Estimates of the conditional intensity function of the stress-release (left) and ETAS (right) models, as ergodic mean (red line), plug-in estimate (dotted line), and median (black line). These are practically indistinguishable from each other. Also shown: 10% and 90% quantiles (gray line)

5 Final remarks

In this study we propose a new compound model for earthquake occurrences that captures contrasting features of seismic activity related to the clustering and elastic rebound processes. Other models in the literature share this aim, but they originated in contexts that differ both for the availability of geological and geodetic data and the wealth of historical information. Indeed, some seismically active regions are charactized by mainly linear faults, such as the Sant Andreas fault that extends for roughly 1300 km through California. When an earthquake takes place along that fault, it means that some section of that system has ruptured, which reduces the probability of that subsection participating in a future earthquake. On the contrary, in Italy we have complex, fragmented fault systems that extend 40–50 km in southern Italy and just 10–20 km in central Italy, the components of which are small faults that are related to each other in a dynamic way.

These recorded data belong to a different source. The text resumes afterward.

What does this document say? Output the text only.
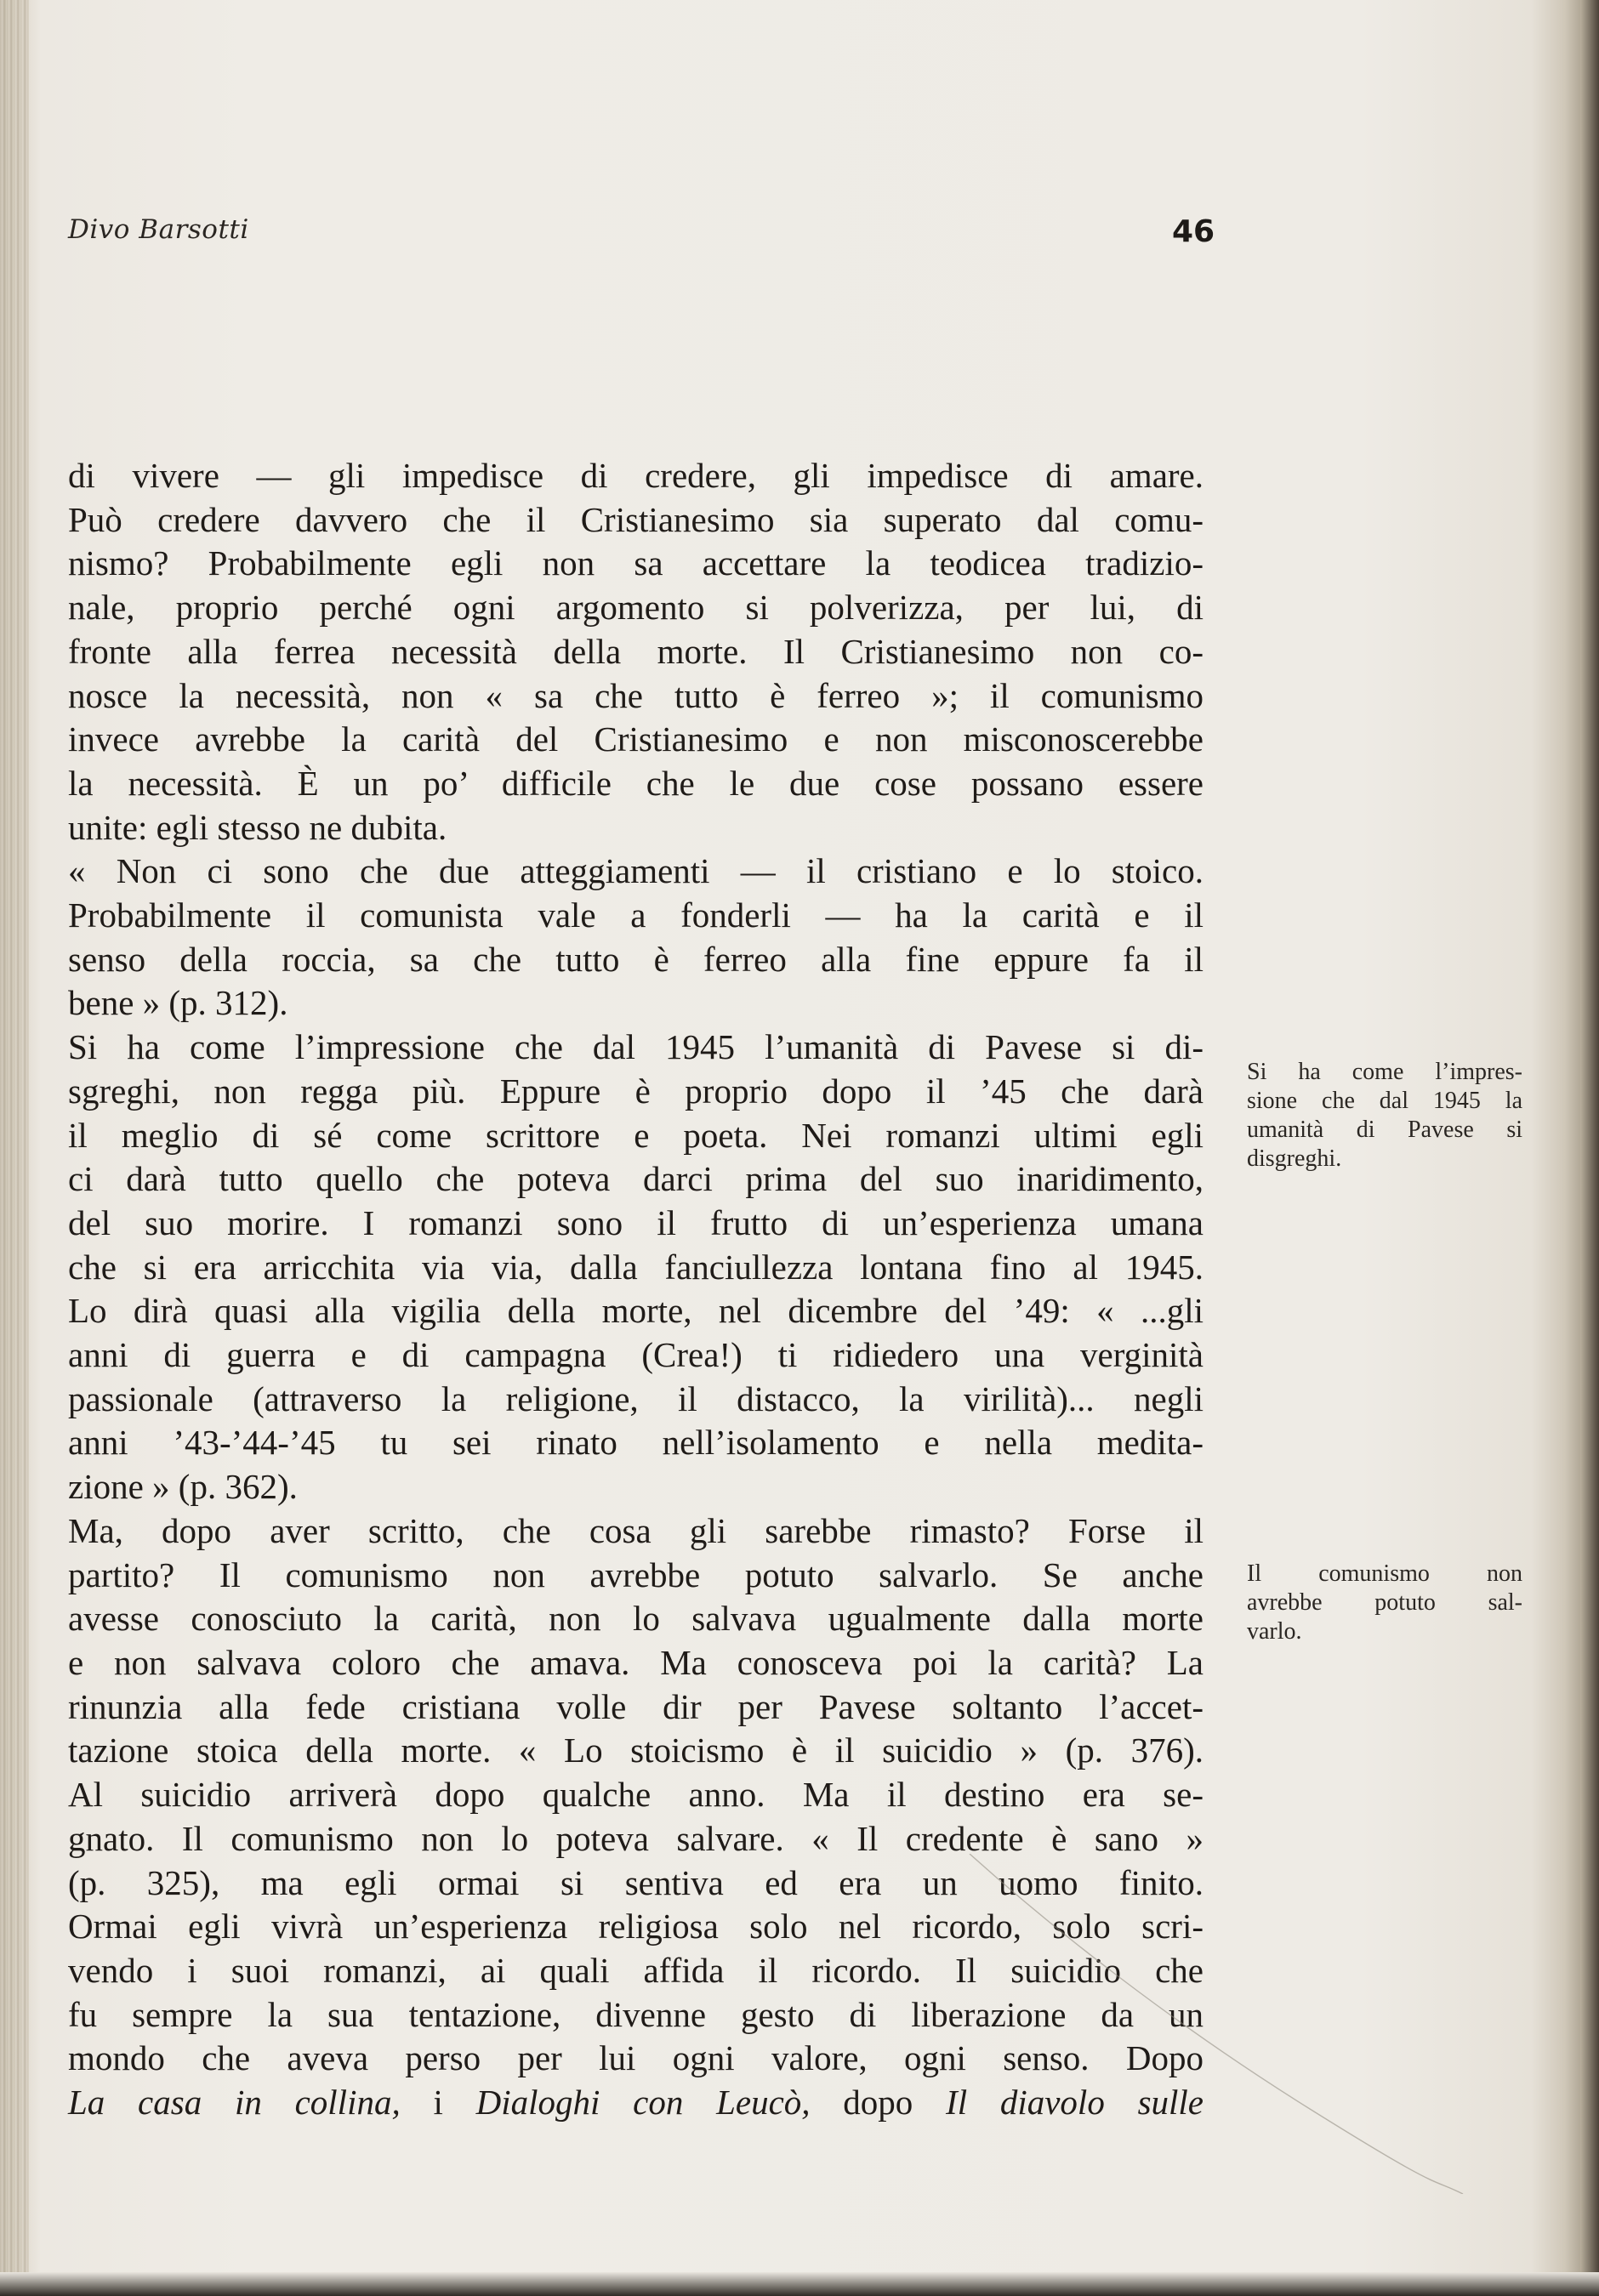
Divo Barsotti	46
di vivere — gli impedisce di credere, gli impedisce di amare.
Può credere davvero che il Cristianesimo sia superato dal comu-
nismo? Probabilmente egli non sa accettare la teodicea tradizio-
nale, proprio perché ogni argomento si polverizza, per lui, di
fronte alla ferrea necessità della morte. Il Cristianesimo non co-
nosce la necessità, non « sa che tutto è ferreo »; il comunismo
invece avrebbe la carità del Cristianesimo e non misconoscerebbe
la necessità. È un po’ difficile che le due cose possano essere
unite: egli stesso ne dubita.
« Non ci sono che due atteggiamenti — il cristiano e lo stoico.
Probabilmente il comunista vale a fonderli — ha la carità e il
senso della roccia, sa che tutto è ferreo alla fine eppure fa il
bene » (p. 312).
Si ha come l’impressione che dal 1945 l’umanità di Pavese si di-
sgreghi, non regga più. Eppure è proprio dopo il ’45 che darà
il meglio di sé come scrittore e poeta. Nei romanzi ultimi egli
ci darà tutto quello che poteva darci prima del suo inaridimento,
del suo morire. I romanzi sono il frutto di un’esperienza umana
che si era arricchita via via, dalla fanciullezza lontana fino al 1945.
Lo dirà quasi alla vigilia della morte, nel dicembre del ’49: « ...gli
anni di guerra e di campagna (Crea!) ti ridiedero una verginità
passionale (attraverso la religione, il distacco, la virilità)... negli
anni ’43-’44-’45 tu sei rinato nell’isolamento e nella medita-
zione » (p. 362).
Ma, dopo aver scritto, che cosa gli sarebbe rimasto? Forse il
partito? Il comunismo non avrebbe potuto salvarlo. Se anche
avesse conosciuto la carità, non lo salvava ugualmente dalla morte
e non salvava coloro che amava. Ma conosceva poi la carità? La
rinunzia alla fede cristiana volle dir per Pavese soltanto l’accet-
tazione stoica della morte. « Lo stoicismo è il suicidio » (p. 376).
Al suicidio arriverà dopo qualche anno. Ma il destino era se-
gnato. Il comunismo non lo poteva salvare. « Il credente è sano »
(p. 325), ma egli ormai si sentiva ed era un uomo finito.
Ormai egli vivrà un’esperienza religiosa solo nel ricordo, solo scri-
vendo i suoi romanzi, ai quali affida il ricordo. Il suicidio che
fu sempre la sua tentazione, divenne gesto di liberazione da un
mondo che aveva perso per lui ogni valore, ogni senso. Dopo
La casa in collina, i Dialoghi con Leucò, dopo Il diavolo sulle
Si ha come l’impres-
sione che dal 1945 la
umanità di Pavese si
disgreghi.
Il comunismo non
avrebbe potuto sal-
varlo.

A weak point of the proposed model is a consequence of its multi-level structure; in fact, because of its hierarchical structure, uncertainty in forecasting a single variable increases; e.g., for the law of the total variance, the error (var(N)) in the number of subordinate events N is the sum of the expected variance of N as we average over all values of the length \({\varDelta }t\) of the interval between two consecutive leader events (\(E[var(N| \, {\varDelta }t)]\)), and the variability of \(E(N| \, {\varDelta }t)\) itself (\(var[E(N| \, {\varDelta }t)]\)).

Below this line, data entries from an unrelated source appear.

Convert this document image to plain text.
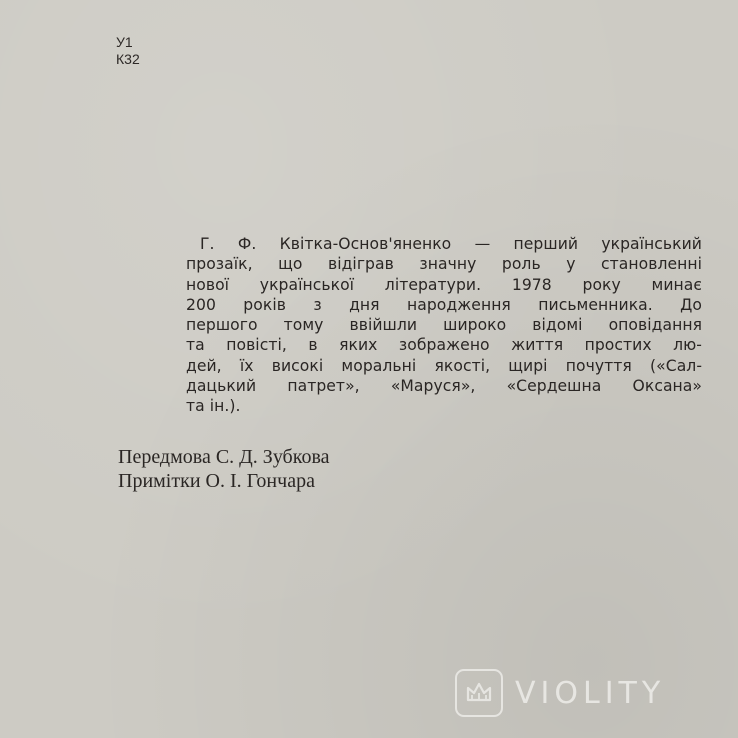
У1
К32
Г. Ф. Квітка-Основ'яненко — перший український
прозаїк, що відіграв значну роль у становленні
нової української літератури. 1978 року минає
200 років з дня народження письменника. До
першого тому ввійшли широко відомі оповідання
та повісті, в яких зображено життя простих лю-
дей, їх високі моральні якості, щирі почуття («Сал-
дацький патрет», «Маруся», «Сердешна Оксана»
та ін.).
Передмова С. Д. Зубкова
Примітки О. І. Гончара
VIOLITY
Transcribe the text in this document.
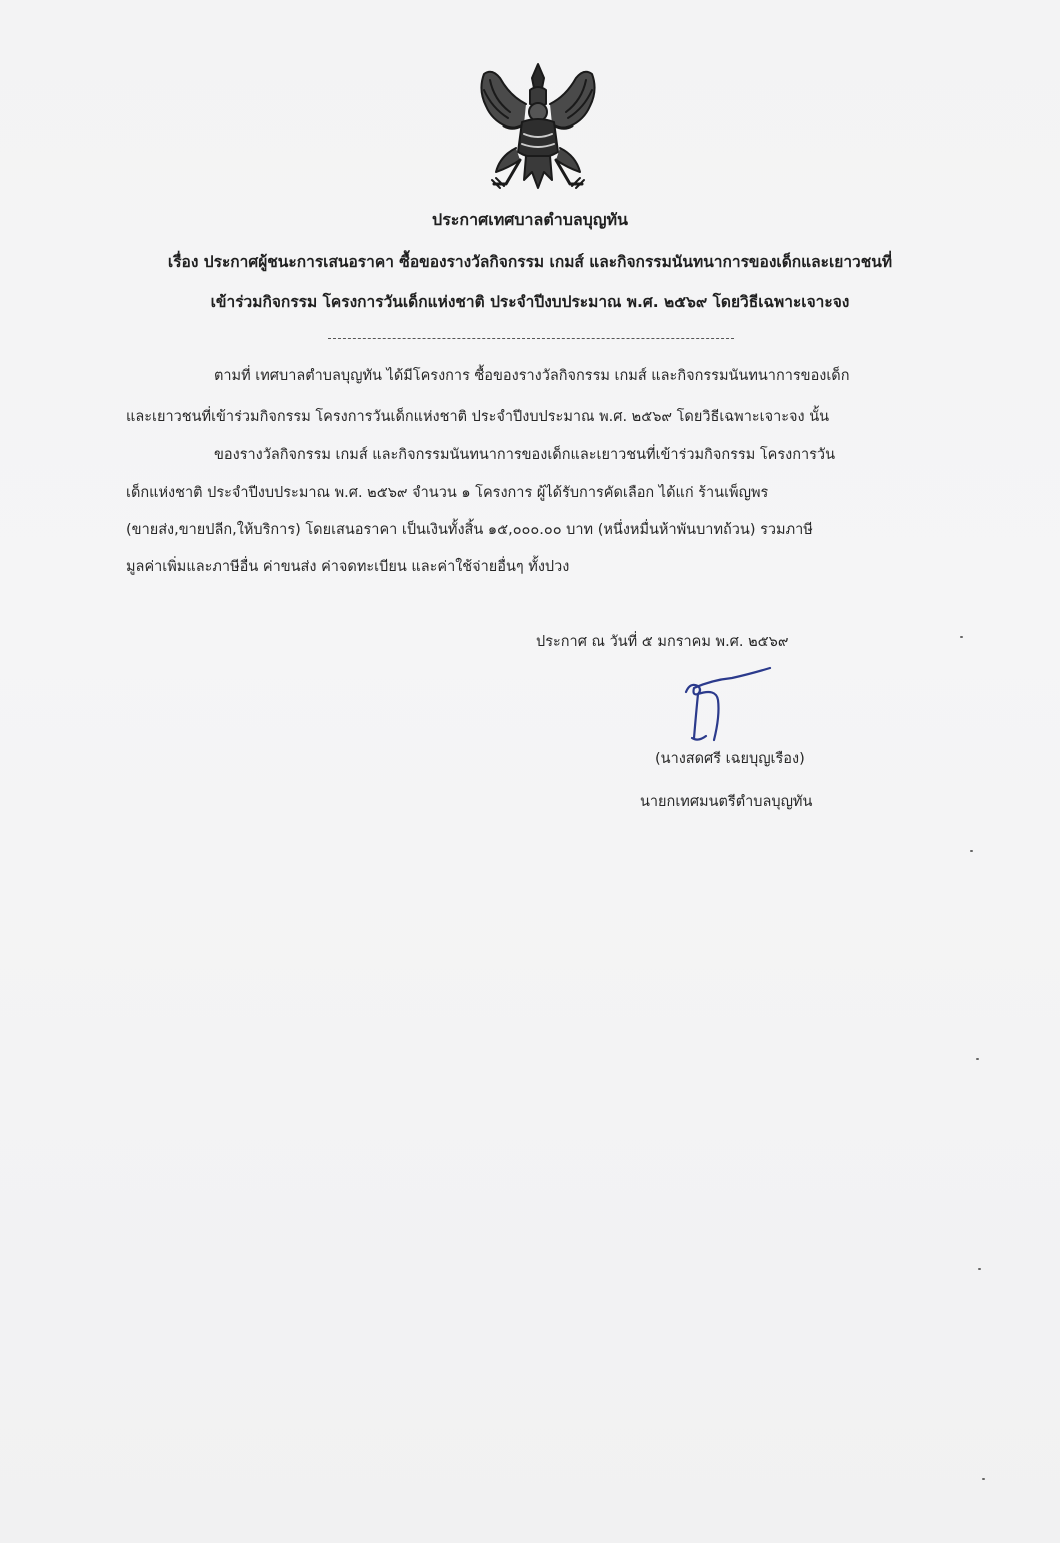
ประกาศเทศบาลตำบลบุญทัน
เรื่อง ประกาศผู้ชนะการเสนอราคา ซื้อของรางวัลกิจกรรม เกมส์ และกิจกรรมนันทนาการของเด็กและเยาวชนที่
เข้าร่วมกิจกรรม โครงการวันเด็กแห่งชาติ ประจำปีงบประมาณ พ.ศ. ๒๕๖๙ โดยวิธีเฉพาะเจาะจง
ตามที่ เทศบาลตำบลบุญทัน ได้มีโครงการ ซื้อของรางวัลกิจกรรม เกมส์ และกิจกรรมนันทนาการของเด็ก
และเยาวชนที่เข้าร่วมกิจกรรม โครงการวันเด็กแห่งชาติ ประจำปีงบประมาณ พ.ศ. ๒๕๖๙ โดยวิธีเฉพาะเจาะจง นั้น
ของรางวัลกิจกรรม เกมส์ และกิจกรรมนันทนาการของเด็กและเยาวชนที่เข้าร่วมกิจกรรม โครงการวัน
เด็กแห่งชาติ ประจำปีงบประมาณ พ.ศ. ๒๕๖๙ จำนวน ๑ โครงการ ผู้ได้รับการคัดเลือก ได้แก่ ร้านเพ็ญพร
(ขายส่ง,ขายปลีก,ให้บริการ) โดยเสนอราคา เป็นเงินทั้งสิ้น ๑๕,๐๐๐.๐๐ บาท (หนึ่งหมื่นห้าพันบาทถ้วน) รวมภาษี
มูลค่าเพิ่มและภาษีอื่น ค่าขนส่ง ค่าจดทะเบียน และค่าใช้จ่ายอื่นๆ ทั้งปวง
ประกาศ ณ วันที่ ๕ มกราคม พ.ศ. ๒๕๖๙
(นางสดศรี เฉยบุญเรือง)
นายกเทศมนตรีตำบลบุญทัน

As indicated in the text, more general versions of the model can be investigated which allow time-dependent parametrization of the generalized Weibull distribution (see Sect. 2.2) and can be applied to more general data sets (see Sect. 3). Moreover we plan to examine in the future which zones are most suitable for the application of the new model: seismogenic sources, when the events associated with their fault structures are known; or larger areal sources characterized by their tectonic properties.